There are several different methods of extraction which are currently being used for template removal. These have been grouped into 3 main categories: Solvent extraction, physically assisted extraction, and subcritical or supercritical solvent extraction.

===Solvent extraction===
- Soxhlet extraction This has been a standard extraction method with organic solvents since its creation over a century ago. This technique consists of placing the MIP particles into a cartridge inside the extraction chamber, and the extraction solvent in poured into a flask connected to the extractor chamber. The solvent is then heated and condenses inside the cartridge thereby contacting the MIP particles and extracting the template. The main advantages to this technique are the repeated washing of MIP particles with fresh extracting solvent, favors solubilization because it uses hot solvent, no filtration is required upon completion to collect the MIP particles, the equipment is affordable, and it is very versatile and can be applied to nearly any polymer matrix. The main disadvantages are the long extraction time, the large amount of organic solvent used, the possibility of degradation for temperature sensitive polymers, the static nature of the technique does not facilitate solvent flow through MIP, and the automation is difficult.
- Incubation This involves the immersion of the MIPs into solvents that can induce swelling of the polymer network and simultaneously favor the dissociation of the template from the polymer. Generally this method is carried out under mild conditions and the stability of the polymer is not affected. However, much like the Soxhlet extraction technique, this method also is very time-consuming.
- Solid-phase template As described above, one benefit of immobilising the template molecule on a solid support such as glass beads is the easy removal of the MIPs from the template. Following a cold wash to remove unreacted monomers and low-affinity polymers, hot solvent can be added to disrupt binding and allow the collection of high affinity MIPs.
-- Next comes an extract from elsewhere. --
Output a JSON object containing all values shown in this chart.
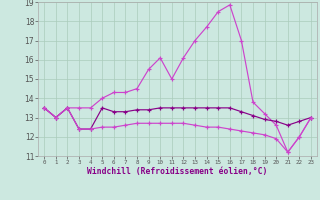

===Physically-assisted extraction===

- Ultrasound-assisted extraction (UAE) This method uses Ultrasound which is a cyclic sound pressure with a frequency greater than 20 kHz. This method works through the process known as cavitation which forms small bubbles in liquids and the mechanical erosion of solid particles. This causes a local increase in temperature and pressure which favor solubility, diffusivity, penetration and transport of solvent and template molecules.
- Microwave-assisted extraction (MAE) This method uses microwaves which directly interact with the molecules causing Ionic conduction and dipole rotation. The use of microwaves for extraction make the extraction of the template occur rapidly, however, one must be careful to avoid excessively high temperatures if the polymers are heat sensitive. This has the best results when the technique is used in concert with strong organic acids, however, this poses another problem because it may cause partial MIP degradation as well. This method does have some benefits in that it significantly reduces the time required to extract the template, decreases the solvent costs, and is considered to be a clean technique.
- Mechanical method A study has shown that the microcontact molecular imprinting method allows mechanical removal of the target (large biomolecules, proteins etc.) from the template. This technology combined with biosensor applications is promising for biotechnological, environmental and medical applications.
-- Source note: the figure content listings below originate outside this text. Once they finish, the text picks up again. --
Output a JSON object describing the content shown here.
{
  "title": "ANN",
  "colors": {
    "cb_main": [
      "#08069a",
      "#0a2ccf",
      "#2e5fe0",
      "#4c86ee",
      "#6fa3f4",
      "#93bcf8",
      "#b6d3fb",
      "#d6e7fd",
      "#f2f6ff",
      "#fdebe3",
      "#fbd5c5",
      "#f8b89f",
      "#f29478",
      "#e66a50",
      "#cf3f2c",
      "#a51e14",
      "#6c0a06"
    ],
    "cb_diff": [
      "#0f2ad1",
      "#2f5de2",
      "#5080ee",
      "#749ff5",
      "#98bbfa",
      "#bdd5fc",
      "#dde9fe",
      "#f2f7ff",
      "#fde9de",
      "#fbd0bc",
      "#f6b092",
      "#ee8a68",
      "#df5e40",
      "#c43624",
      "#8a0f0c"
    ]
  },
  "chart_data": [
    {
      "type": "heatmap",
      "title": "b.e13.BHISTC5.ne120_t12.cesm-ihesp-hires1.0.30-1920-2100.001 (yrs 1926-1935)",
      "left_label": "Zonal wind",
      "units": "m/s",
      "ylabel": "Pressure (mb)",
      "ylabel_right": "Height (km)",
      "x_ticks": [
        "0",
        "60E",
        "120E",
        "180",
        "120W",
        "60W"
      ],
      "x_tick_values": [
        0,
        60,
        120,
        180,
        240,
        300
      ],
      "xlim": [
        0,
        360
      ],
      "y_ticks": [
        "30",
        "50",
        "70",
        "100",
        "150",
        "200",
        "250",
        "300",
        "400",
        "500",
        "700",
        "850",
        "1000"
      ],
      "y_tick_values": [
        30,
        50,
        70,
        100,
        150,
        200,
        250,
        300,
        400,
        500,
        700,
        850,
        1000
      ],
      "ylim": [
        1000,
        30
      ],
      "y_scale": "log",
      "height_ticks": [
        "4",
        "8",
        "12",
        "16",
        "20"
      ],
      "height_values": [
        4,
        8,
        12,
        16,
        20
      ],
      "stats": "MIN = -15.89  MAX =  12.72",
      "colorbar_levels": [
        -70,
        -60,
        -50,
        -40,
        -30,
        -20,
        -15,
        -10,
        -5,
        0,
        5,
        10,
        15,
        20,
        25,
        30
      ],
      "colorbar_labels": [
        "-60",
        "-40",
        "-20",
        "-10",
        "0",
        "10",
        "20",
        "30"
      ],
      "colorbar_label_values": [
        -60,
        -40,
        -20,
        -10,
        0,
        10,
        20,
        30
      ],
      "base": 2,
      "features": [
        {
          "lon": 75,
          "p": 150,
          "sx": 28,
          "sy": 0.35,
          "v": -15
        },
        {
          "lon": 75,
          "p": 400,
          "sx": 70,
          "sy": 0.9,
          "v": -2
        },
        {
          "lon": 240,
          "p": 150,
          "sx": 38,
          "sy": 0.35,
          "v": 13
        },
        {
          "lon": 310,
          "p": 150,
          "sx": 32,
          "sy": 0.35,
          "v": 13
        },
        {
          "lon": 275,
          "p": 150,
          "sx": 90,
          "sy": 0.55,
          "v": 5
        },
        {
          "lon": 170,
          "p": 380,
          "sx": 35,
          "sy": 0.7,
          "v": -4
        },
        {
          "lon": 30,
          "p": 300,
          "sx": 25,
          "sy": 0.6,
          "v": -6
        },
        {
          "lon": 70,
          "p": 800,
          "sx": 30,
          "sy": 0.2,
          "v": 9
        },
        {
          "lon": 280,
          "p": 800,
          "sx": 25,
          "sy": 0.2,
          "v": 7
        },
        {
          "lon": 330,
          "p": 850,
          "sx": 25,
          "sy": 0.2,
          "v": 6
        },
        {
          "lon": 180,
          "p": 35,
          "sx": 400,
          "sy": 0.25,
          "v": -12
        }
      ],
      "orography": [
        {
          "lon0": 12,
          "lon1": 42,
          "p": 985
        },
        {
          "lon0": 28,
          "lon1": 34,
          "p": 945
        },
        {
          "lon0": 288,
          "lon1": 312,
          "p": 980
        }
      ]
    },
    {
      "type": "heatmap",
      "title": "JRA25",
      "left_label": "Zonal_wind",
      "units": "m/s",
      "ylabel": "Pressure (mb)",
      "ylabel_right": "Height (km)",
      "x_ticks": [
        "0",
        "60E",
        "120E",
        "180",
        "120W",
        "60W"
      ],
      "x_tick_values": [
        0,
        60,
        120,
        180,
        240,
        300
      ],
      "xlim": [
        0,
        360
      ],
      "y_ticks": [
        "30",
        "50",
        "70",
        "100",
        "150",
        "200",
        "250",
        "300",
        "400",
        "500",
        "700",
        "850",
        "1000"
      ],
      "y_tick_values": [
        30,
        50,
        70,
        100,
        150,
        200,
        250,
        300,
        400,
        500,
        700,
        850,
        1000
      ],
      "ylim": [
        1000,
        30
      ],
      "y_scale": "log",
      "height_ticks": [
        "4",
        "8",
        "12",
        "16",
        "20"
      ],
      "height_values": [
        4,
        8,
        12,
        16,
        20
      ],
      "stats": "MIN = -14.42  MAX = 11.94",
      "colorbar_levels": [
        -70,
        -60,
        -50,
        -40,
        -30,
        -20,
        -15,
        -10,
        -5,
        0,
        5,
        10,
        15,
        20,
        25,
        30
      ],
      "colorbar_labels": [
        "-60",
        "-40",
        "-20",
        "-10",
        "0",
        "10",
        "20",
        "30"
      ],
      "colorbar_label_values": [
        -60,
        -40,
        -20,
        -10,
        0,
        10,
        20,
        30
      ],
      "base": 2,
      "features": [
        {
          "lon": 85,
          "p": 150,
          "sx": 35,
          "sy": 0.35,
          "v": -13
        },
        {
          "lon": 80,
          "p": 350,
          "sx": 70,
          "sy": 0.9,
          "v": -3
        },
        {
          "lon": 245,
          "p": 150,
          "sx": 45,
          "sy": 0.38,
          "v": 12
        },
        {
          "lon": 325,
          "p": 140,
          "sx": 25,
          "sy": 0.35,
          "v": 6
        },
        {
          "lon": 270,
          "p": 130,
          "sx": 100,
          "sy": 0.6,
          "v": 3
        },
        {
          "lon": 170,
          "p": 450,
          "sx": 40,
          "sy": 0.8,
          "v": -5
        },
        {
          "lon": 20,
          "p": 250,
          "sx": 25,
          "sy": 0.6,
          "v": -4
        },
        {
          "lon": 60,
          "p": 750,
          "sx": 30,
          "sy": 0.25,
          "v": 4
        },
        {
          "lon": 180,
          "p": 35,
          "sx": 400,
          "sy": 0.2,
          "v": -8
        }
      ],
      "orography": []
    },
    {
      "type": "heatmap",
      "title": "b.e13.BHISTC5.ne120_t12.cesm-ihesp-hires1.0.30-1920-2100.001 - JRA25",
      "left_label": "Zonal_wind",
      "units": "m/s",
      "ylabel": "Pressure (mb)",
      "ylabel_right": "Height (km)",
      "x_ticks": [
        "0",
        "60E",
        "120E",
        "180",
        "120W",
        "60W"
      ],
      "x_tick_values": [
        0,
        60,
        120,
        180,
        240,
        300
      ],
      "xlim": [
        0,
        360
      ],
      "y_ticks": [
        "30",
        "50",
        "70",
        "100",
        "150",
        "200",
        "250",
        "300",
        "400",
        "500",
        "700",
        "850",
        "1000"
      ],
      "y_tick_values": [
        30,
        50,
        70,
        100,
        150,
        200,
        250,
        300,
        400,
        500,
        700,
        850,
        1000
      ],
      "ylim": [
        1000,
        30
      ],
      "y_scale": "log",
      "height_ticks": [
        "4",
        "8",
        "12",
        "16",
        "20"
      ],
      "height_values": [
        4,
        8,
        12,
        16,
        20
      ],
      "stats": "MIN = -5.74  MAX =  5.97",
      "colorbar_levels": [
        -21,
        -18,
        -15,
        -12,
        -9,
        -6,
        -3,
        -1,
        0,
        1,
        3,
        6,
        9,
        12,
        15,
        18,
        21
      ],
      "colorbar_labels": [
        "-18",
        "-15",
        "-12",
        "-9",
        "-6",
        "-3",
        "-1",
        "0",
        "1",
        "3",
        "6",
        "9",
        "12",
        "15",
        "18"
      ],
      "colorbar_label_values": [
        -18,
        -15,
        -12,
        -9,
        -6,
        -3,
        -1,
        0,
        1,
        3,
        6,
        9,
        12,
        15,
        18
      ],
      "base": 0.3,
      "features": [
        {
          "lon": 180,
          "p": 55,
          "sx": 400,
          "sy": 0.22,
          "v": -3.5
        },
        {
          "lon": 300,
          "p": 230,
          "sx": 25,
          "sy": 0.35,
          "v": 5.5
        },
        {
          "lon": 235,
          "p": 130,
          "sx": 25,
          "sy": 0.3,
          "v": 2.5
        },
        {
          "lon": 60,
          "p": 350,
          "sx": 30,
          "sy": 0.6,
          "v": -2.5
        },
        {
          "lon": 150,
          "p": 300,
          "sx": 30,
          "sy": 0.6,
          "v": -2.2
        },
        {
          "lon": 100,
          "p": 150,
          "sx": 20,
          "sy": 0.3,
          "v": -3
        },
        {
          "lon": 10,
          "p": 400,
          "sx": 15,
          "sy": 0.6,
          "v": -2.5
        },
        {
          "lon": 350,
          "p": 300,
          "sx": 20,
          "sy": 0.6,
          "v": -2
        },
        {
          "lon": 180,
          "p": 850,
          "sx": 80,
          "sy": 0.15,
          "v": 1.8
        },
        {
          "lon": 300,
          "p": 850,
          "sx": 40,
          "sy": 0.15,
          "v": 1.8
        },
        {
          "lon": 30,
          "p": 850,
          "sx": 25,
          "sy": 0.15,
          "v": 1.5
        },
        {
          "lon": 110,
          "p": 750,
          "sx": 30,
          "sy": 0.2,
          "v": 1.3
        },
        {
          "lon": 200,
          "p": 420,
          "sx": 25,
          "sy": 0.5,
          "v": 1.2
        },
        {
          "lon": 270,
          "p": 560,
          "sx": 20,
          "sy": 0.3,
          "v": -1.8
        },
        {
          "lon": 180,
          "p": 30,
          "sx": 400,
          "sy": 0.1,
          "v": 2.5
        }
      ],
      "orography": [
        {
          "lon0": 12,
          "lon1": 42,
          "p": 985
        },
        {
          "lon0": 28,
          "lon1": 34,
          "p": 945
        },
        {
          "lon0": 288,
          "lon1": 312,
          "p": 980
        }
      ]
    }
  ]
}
===Subcritical or supercritical solvent extraction===

- Subcritical water (PHWE) This method employs the use of water, which is the cheapest and greenest solvent, under high temperatures (100–374 °C) and pressures (10–60 bar). This method is based upon the high reduction in polarity that liquid water undergoes when heated to high temperatures. This allows water to solubilize a wide variety of polar, ionic and non-polar compounds. The decreased surface tension and viscosity under these conditions also favor diffusivity. Furthermore, the high thermal energy helps break intermolecular forces such as dipole-dipole interactions, vander Waals forces, and hydrogen bonding between the template and the matrix.